Ancestry.com's map collection contains several large databases. In this article I examine one of them, the U.S. Map Collection, 1513-1990.
Genealogists specify sources so that others can verify their information. This made it really frustrating when Ancestry.com's source information seemed designed to prevent someone from finding the original records. NARA series numbers were always left out. NARA titles were always reworded. Web addresses were never specified for data downloaded from free online sources.
I don't know if they really did try and make it difficult to find the original sources for their information, but I've noticed that lately they have really been doing a good job specifying source information. Unfortunately, the U.S. Map Collection, 1513-1990 must have been done in the ol', careless days. The source information says that the original data came from, "See source or bibliographical info attached to each map." Then, when one views the source or bibliographical information attached to an individual map it states, "See source or bibliographical info attached to each map."
When I came across a map that I had previously downloaded from the Library of Congress (LOC), I wondered if Ancestry.com had obtained some of this map collection from the public domain maps on the LOC website. I tried looking on the LOC site for about a half-dozen maps from this collection and found all of them on the LOC site.
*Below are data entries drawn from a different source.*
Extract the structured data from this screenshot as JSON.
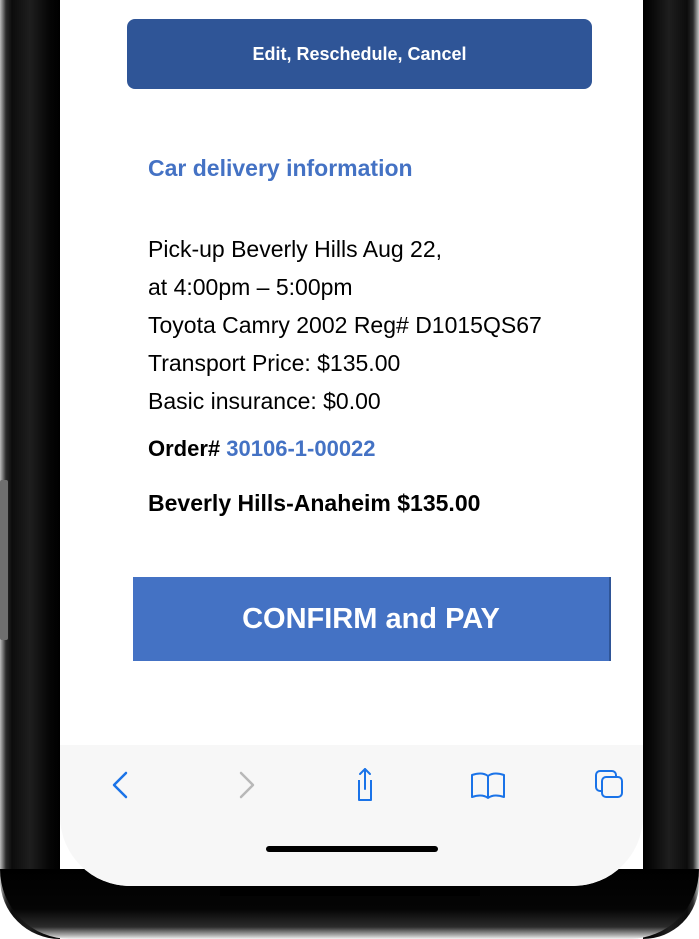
{
  "header": {
    "edit_label": "Edit, Reschedule, Cancel"
  },
  "delivery": {
    "title": "Car delivery information",
    "lines": [
      "Pick-up Beverly Hills  Aug 22,",
      "at 4:00pm – 5:00pm",
      "Toyota Camry 2002  Reg# D1015QS67",
      "Transport Price:  $135.00",
      "Basic insurance:  $0.00"
    ],
    "order_label": "Order#",
    "order_number": "30106-1-00022",
    "route_summary": "Beverly Hills-Anaheim $135.00"
  },
  "actions": {
    "confirm_label": "CONFIRM and PAY"
  },
  "toolbar": {
    "icons": [
      "back-icon",
      "forward-icon",
      "share-icon",
      "bookmarks-icon",
      "tabs-icon"
    ],
    "accent_color": "#1a73e8",
    "disabled_color": "#b8b8b8"
  },
  "colors": {
    "primary_dark": "#2f5597",
    "primary": "#4472c4"
  }
}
Frankly, it doesn't bother me to have Ancestry.com gather up all the public domain stuff on the Internet and incorporate it into their website. I love the convenience. If they are trying to hide the true source, which I don't know is the case, that would bother me.
What does bother me in this case is they seem to have copied these maps from the Library of Congress and then dumbed them down to a lower resolution. Unfortunately, the lower resolution makes the maps illegible.
Take for example, "A map of Lewis and Clark's track..." Click one of the links below to see the map on Ancestry.com:
- Lewis & Clark's Journey (FREE) - Use this link if you don't have a subscription.
- A map of Lewis and Clark's track... - If you have a subscription, use this link to see the biographical information about the map.
- A map of Lewis and Clark's track... - If you are at a public library with the Ancestry Library Edition distributed by ProQuest, try this link.
Zoom in as close as possible on the mouth of the Columbia River. Notice that little, if any, of the small text can be deciphered.
Detail from an Ancestry.com copy of an LOC map.
Note the text is illegible.
Compare it to the same map at LOC website. Zoom in to a level comparable to the maximum Ancestry.com level. Notice that most, if not all, of the small text is legible. Also note that you can zoom in even one step further!
Detail from the original LOC map.
Note that all the text is legible.
The moral? If you find an illegible map that you need in the U.S. Map Collection, 1513-1990, search for it at the Library of Congress and you may find a legible copy of the map.